Asked about the fate of the Financial Times last month, John Fallon, who is set to succeed Scardino, said that the newspaper was “highly valued and a very valuable part of Pearson.”
Charles Goldsmith, a spokesman for Pearson said the company was “not in the habit of responding to rumors, speculation or reports about our portfolio, however this particular Bloomberg story is wrong.” He declined to elaborate.
Spokesmen for Thomson Reuters and News Corp. declined to comment. A spokeswoman for Bloomberg LP also declined to comment.
FT Group owns the newspaper and a 50 percent stake in the Economist magazine. The group had earnings before interest, taxes, depreciation and amortization of 99 million pounds in 2011, and that probably will be little changed this year, according to calculations from Paul Sweeney, a media analyst with Bloomberg Industries.
Most large U.S. newspapers, including Gannett Co.

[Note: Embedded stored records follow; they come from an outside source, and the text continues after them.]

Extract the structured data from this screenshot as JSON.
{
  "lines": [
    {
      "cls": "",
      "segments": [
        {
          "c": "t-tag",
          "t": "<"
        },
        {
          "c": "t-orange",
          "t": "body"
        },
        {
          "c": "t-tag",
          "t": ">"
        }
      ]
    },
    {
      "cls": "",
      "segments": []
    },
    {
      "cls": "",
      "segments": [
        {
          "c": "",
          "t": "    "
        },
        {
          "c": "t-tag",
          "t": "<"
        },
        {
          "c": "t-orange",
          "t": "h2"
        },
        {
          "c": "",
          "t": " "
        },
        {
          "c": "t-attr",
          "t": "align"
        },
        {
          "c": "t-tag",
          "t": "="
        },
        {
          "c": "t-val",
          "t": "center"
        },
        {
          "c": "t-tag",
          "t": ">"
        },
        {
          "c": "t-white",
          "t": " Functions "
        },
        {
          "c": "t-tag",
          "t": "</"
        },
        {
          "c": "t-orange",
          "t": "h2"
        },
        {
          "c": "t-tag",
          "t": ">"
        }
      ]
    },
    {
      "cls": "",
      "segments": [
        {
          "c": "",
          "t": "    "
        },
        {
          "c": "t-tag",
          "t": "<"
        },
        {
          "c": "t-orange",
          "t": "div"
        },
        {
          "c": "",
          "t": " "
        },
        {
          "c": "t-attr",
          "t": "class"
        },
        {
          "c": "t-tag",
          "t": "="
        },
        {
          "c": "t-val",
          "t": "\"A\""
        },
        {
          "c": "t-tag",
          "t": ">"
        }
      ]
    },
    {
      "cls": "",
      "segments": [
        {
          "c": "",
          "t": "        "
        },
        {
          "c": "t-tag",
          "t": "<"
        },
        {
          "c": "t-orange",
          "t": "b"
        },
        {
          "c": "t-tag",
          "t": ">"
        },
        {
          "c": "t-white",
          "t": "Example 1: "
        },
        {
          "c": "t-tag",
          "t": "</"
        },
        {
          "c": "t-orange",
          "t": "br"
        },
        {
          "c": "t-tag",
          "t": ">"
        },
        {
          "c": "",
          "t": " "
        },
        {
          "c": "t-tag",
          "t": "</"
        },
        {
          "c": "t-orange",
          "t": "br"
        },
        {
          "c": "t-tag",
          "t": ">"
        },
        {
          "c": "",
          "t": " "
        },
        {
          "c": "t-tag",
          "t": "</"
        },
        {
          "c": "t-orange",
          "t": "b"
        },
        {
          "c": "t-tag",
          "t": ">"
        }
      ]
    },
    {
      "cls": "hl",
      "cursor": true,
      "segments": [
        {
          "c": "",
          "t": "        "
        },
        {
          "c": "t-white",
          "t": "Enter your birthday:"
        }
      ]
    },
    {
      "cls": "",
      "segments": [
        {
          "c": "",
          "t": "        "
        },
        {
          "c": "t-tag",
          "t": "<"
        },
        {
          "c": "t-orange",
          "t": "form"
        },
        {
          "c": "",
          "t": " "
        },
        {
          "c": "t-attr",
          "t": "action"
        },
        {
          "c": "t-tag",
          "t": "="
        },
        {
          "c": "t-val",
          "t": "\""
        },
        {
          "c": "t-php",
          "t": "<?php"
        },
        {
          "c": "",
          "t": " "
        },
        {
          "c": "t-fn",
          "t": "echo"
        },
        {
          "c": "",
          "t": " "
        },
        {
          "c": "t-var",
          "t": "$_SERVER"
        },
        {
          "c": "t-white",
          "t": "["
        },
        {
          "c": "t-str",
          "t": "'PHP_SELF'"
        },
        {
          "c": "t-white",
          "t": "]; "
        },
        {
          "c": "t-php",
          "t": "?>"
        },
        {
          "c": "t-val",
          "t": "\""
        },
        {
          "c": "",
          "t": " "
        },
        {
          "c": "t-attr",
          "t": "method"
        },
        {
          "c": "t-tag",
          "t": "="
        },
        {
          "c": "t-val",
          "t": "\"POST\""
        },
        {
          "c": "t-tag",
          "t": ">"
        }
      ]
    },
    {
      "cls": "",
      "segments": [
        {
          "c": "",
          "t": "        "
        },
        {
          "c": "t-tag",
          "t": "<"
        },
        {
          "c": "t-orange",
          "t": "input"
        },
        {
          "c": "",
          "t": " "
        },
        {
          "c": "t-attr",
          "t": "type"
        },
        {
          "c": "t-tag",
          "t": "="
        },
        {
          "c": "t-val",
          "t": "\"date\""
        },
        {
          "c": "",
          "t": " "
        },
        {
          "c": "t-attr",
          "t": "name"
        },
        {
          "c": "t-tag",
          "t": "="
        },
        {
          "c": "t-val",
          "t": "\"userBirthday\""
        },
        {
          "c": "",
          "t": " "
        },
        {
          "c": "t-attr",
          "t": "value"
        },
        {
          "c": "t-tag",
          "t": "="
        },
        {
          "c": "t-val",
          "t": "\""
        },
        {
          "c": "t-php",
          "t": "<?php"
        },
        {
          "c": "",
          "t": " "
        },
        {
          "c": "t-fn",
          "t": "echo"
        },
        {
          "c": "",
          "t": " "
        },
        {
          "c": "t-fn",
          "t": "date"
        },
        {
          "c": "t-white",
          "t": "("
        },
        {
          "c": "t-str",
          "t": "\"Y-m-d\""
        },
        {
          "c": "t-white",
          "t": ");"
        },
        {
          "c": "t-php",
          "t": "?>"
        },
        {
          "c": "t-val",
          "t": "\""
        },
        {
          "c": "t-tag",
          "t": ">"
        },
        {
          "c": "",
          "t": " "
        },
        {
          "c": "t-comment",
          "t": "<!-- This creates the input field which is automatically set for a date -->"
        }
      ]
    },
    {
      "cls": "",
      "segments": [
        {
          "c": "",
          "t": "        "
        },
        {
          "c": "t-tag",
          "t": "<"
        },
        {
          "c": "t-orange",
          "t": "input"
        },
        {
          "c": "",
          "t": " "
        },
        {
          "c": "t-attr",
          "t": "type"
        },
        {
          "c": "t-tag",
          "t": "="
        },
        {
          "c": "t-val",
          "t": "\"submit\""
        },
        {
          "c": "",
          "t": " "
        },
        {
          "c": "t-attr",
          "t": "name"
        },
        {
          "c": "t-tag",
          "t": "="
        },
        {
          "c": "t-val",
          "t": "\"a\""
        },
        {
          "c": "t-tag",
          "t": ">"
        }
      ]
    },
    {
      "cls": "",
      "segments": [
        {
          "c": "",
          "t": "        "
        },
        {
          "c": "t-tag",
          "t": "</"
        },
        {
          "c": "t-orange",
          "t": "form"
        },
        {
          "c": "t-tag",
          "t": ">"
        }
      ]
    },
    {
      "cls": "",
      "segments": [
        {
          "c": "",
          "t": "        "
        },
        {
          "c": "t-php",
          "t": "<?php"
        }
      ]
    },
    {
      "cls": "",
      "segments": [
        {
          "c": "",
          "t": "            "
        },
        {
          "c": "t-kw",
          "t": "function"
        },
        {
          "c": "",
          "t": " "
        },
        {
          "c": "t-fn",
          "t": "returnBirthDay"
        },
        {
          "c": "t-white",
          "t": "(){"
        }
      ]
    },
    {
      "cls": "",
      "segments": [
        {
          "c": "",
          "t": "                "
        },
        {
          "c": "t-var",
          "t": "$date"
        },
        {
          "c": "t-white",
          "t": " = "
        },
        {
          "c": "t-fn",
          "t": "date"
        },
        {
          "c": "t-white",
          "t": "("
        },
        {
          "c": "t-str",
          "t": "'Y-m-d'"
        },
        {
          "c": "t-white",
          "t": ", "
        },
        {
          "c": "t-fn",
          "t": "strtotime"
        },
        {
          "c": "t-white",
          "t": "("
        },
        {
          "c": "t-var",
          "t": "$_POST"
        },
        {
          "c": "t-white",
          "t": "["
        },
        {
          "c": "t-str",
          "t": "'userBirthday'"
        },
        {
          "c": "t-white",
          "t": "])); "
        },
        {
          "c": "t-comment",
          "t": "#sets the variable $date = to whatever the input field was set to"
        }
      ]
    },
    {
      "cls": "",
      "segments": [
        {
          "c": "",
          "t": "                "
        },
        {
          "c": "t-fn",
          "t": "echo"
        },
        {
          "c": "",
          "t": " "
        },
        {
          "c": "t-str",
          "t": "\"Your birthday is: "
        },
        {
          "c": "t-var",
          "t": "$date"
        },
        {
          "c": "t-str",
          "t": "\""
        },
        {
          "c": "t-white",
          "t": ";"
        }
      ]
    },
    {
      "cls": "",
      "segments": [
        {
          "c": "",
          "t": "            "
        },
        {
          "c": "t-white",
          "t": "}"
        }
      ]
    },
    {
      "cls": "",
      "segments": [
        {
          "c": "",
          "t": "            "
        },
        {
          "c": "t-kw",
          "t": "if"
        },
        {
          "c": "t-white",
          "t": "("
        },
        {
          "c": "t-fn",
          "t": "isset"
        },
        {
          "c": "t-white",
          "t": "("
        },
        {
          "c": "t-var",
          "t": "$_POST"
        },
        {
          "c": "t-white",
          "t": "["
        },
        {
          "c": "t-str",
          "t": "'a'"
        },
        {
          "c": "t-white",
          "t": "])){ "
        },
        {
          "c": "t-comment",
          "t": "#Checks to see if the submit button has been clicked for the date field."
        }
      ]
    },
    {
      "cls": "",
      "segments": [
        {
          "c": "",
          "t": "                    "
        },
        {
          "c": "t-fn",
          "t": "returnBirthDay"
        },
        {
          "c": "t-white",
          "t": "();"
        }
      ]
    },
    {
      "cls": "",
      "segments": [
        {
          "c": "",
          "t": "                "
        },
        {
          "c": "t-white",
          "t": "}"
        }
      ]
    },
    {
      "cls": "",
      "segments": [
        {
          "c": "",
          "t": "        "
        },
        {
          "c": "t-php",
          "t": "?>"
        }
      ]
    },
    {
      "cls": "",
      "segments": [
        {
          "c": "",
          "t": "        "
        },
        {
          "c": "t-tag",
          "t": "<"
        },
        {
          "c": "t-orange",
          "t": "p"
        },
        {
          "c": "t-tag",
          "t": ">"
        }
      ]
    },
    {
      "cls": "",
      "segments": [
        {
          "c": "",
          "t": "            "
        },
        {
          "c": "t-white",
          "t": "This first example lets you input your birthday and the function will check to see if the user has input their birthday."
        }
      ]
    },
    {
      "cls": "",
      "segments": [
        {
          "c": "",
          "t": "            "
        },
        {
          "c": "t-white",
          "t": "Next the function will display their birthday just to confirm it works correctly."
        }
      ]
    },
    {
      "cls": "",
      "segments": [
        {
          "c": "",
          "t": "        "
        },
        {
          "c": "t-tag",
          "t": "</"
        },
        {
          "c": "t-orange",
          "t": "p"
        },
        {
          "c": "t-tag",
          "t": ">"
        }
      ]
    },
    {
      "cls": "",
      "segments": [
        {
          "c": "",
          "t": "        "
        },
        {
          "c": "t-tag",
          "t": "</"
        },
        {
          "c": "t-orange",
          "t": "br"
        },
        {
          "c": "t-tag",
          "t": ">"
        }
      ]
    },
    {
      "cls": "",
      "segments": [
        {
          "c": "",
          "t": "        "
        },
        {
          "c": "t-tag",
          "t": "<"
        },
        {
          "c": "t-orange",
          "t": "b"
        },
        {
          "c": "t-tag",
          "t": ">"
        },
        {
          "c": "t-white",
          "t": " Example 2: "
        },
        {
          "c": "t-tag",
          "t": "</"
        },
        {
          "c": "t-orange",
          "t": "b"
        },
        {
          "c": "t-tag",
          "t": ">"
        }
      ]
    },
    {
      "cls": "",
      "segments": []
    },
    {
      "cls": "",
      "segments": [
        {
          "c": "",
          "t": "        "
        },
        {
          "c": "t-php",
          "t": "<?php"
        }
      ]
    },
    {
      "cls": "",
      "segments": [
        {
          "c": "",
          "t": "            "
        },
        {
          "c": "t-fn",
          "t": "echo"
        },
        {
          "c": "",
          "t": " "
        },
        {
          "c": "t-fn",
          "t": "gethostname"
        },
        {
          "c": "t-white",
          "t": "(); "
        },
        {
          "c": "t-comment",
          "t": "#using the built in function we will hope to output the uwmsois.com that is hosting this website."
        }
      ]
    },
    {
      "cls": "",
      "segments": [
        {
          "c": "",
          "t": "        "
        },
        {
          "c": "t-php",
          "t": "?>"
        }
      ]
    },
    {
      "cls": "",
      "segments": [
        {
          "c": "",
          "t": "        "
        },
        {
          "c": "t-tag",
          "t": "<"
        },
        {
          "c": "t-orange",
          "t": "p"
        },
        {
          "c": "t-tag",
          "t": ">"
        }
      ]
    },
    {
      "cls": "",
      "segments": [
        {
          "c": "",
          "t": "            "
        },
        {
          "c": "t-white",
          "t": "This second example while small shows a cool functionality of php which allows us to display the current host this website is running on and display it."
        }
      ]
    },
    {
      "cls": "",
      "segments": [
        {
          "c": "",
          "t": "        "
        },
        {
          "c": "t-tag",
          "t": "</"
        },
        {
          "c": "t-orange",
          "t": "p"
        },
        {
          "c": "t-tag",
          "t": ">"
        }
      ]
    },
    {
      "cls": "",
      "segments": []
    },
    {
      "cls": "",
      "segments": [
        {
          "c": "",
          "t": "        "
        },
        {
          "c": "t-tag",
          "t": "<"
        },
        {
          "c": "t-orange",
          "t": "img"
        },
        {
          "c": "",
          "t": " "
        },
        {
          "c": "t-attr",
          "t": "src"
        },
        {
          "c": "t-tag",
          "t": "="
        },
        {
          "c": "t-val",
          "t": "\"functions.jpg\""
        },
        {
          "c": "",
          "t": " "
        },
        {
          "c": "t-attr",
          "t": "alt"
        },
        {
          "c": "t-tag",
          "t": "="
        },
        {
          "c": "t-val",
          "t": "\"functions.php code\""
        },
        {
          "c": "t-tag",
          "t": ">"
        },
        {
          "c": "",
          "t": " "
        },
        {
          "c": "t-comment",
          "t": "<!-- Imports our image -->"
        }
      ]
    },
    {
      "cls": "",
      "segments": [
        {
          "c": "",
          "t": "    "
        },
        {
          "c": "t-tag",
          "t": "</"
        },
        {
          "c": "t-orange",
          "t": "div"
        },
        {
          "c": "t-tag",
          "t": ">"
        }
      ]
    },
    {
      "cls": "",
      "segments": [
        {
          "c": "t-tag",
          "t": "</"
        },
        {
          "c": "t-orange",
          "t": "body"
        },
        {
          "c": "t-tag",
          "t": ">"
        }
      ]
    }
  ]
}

Inc., which publishes USA Today, and New York Times Co. trade at around 5 times Ebitda, according to Sweeney, suggesting a value closer to 495 million pounds, or $782 million.
U.K. newspapers have proved attractive to overseas billionaires, many of whom have homes in London. In 2009, Russian businessman and former KGB spy Alexander Lebedev purchased the Evening Standard, a daily that focuses on local news, for 1 pound, and has boosted circulation by distributing the paper free. He paid the same amount for The Independent newspaper the following year.
Pearson has emphasized its education and professional businesses, which provide texts and software for students and employees, through acquisitions. The North American education unit accounted for more than half of operating income last year, growing 19 percent to 493 million pounds.
Last week, the company agreed to combine its Penguin unit with Bertelsmann SE’s Random House to create the largest book publisher in the U.K. and the U.S. The Penguin deal was indicative of the firm’s determination to focus on education, one of the people said. Over the past 12 months, Pearson has made a series of 10 acquisitions for a total of $1.2 billion in the education industry, which has proven more profitable than its journalism business.